Портер повернулся к Воронцову, рассматривая его в темноте, хотя мог видеть лишь силуэт.
— Мы договорились работать вместе, Алекс, — сказал он. — Когда я возвращался из Вашингтона, мне показалось… По дороге из аэропорта убедился… В общем, удалось уйти. Следили настолько неумело, что, видно, просто старались показать — не суйся. До той поры я раздумывал — отказаться или нет. Решил взяться. Не ради вас, Алекс. У меня свои понятия о том, что я должен и чего не должен делать. Как и многие, я могу время от времени идти на какую-то сделку — деньги есть деньги. Могу остановиться перед каким-нибудь паршивым Рубиконом и побояться его перейти — страх есть страх. Но если я сделал что-то, пусть даже по незнанию, такое, например, как сегодня, когда начал расспрашивать о Льюине человека, которого не должен был спрашивать… В общем, если подпрыгнул, то ведь не останешься висеть в воздухе, верно? Нужно сгруппироваться и постараться не упасть мордой в грязь. И потом… история с Крафтом. Об этом как-нибудь в другой раз. Но имя Крафта для меня очень много значит… Вы что-нибудь поняли, Алекс?
— Понял, — протянул Воронцов, — что вы, Дэви, не совсем такой, каким мне представлялись.
Голова оставалась тяжелой, хотя Воронцову удалось часа четыре поспать. Проснувшись в половине одиннадцатого, он принял душ и теперь просматривал компьютерные выпуски газет, отмечая все, что могло бы пригодиться. В «Вашингтон пост» выступил Браудер — помощник президента по национальной безопасности. Предстоял новый раунд переговоров с Москвой по вопросам сокращения вооружений в Европе, и Браудер давал свою оценку ситуации. По его мнению, членство России в НАТО не принесло этой организации ощутимых дивидендов, скорее наоборот — президент Мурашов использовал участие его страны в балканском и турецком конфликтах для решения с помощью НАТО таких своих, сугубо внутренних, проблем, как усмирение северокавказских народов.
Выведя на экран «Филадельфия стар», Воронцов увидел на второй полосе набранную трапецией знакомую фамилию.
«Жаклин Коули, сотрудница Музыкального общества Филадельфии, замешала в торговле наркотиками. Ведется следствие, но уже сейчас ясно, что так называемые деятели культуры насквозь лживы, и их призывы к моральной чистоте не стоит воспринимать всерьез.» Рядом напечатана фотография.
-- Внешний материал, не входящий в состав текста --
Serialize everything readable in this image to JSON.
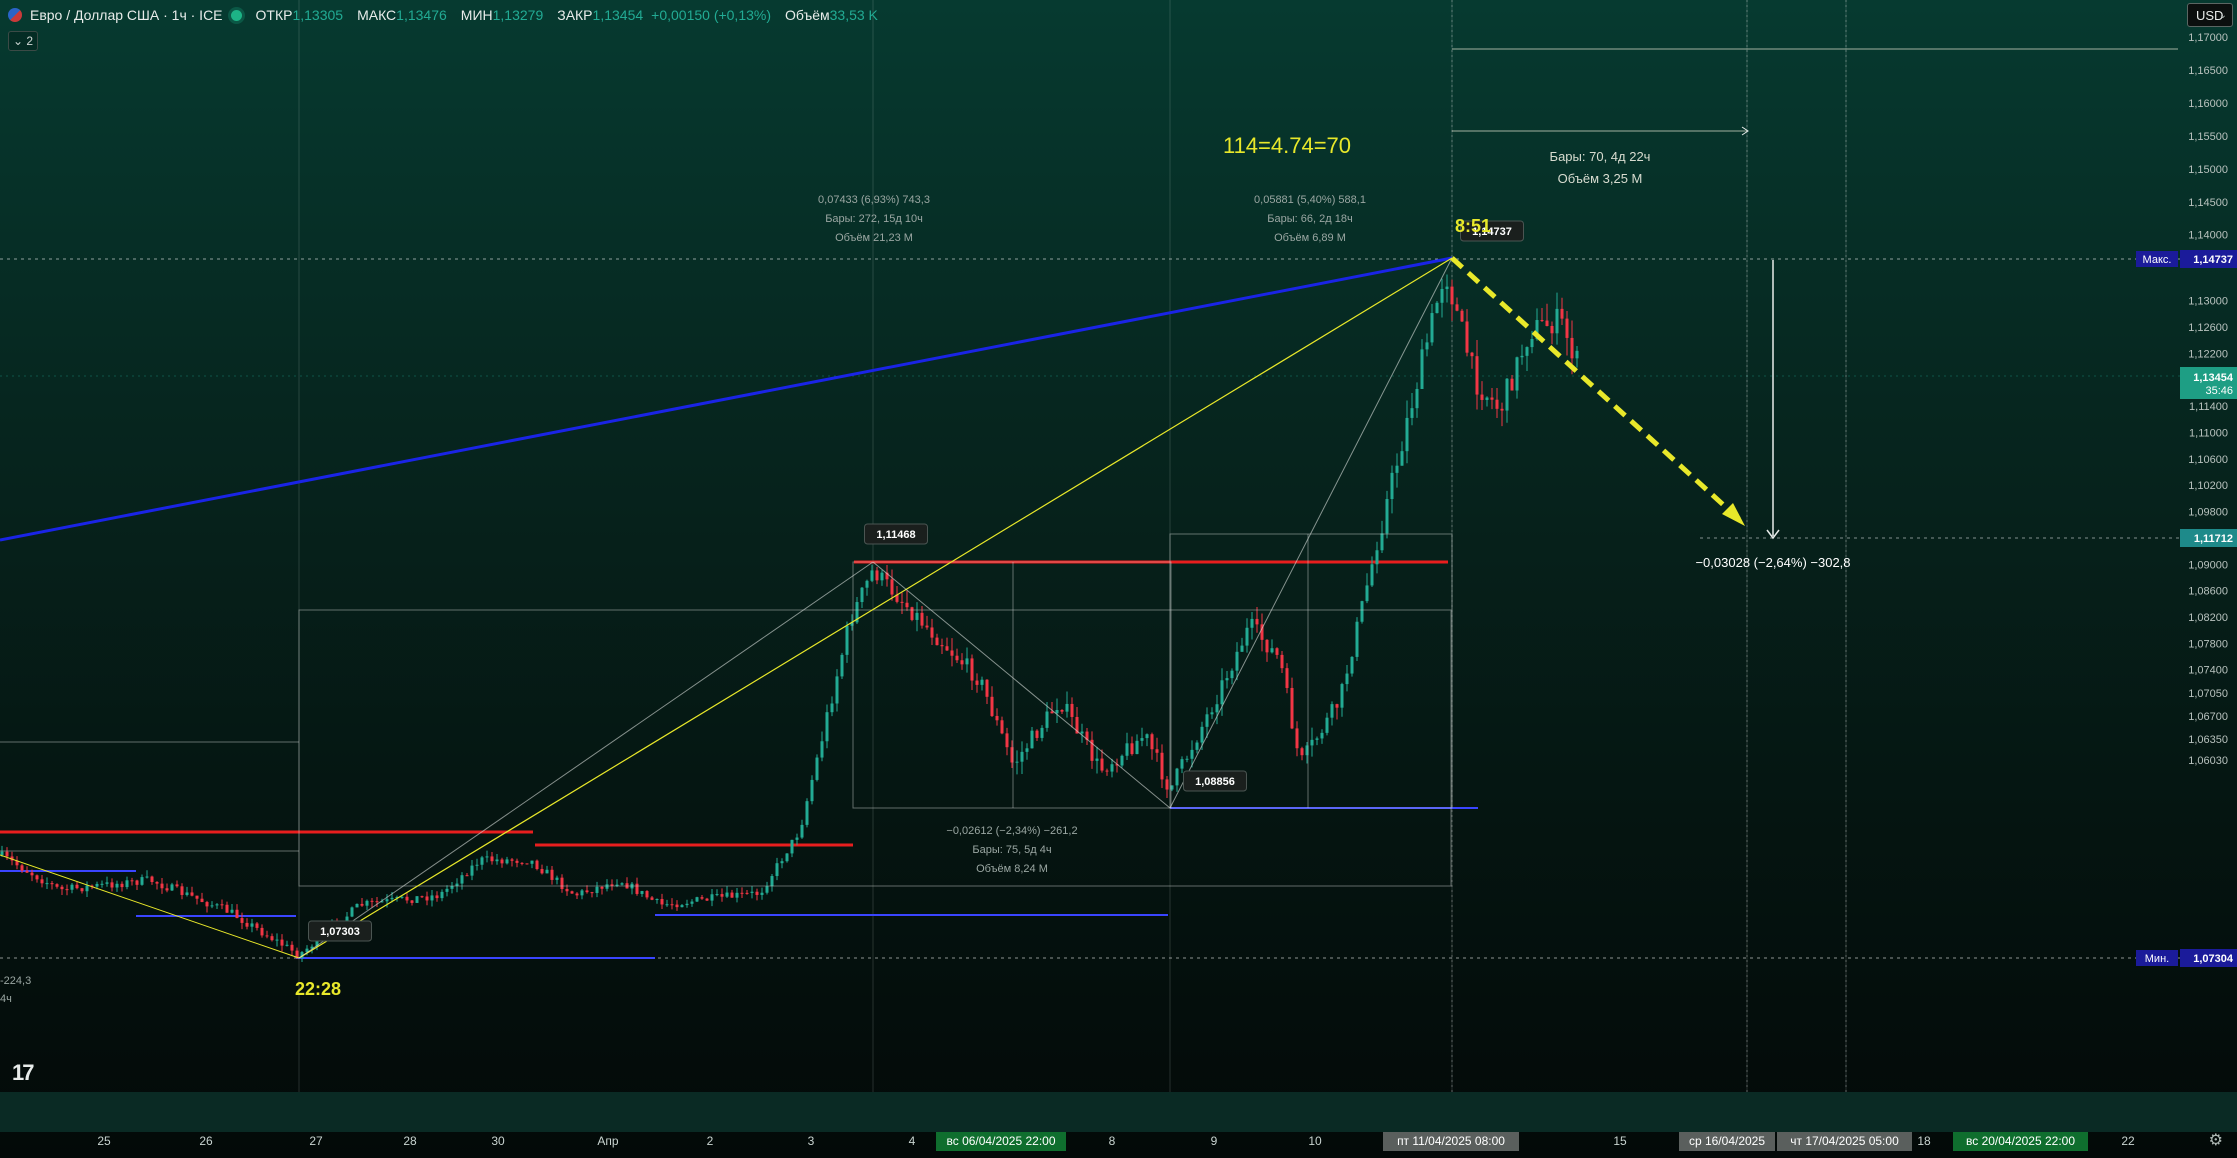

Жаклин Коули можно было дать лет двадцать пять, не больше. Привлекательное лицо, открытое, обаятельное… Наркотики? Чего только не бывает! Именно так и подумает обыватель, прочитав заметку. И еще — «не стоит воспринимать всерьез».
Взял ли Портер интервью? Или попал в разгар скандала? Что бы она ни поведала о Льюине, использовать бессмысленно. Словам ее больше нет веры. Очень ко времени эта заметка. Слишком ко времени.
Одеваясь, чтобы ехать в российское консульство, Воронцов увидел мерцающий желтый сигнал на экране компьютера. Это означало, что в резервированной им группе ячеек общенационального банка данных появилась информация, требующая считывания. Воронцов набрал свой код, и по экрану побежали буквы:
«Алекс, не ищите меня. В дальнейшем связь только через компьютер. Запомните мой код 452but/@-21. Запомните код, сейчас он будет стерт из памяти. Десять секунд. Запомните и наберите код. Пять секунд. Запомните и наберите код. Ноль.»
Осталась строка: «В вашем блоке оперативной информации нет».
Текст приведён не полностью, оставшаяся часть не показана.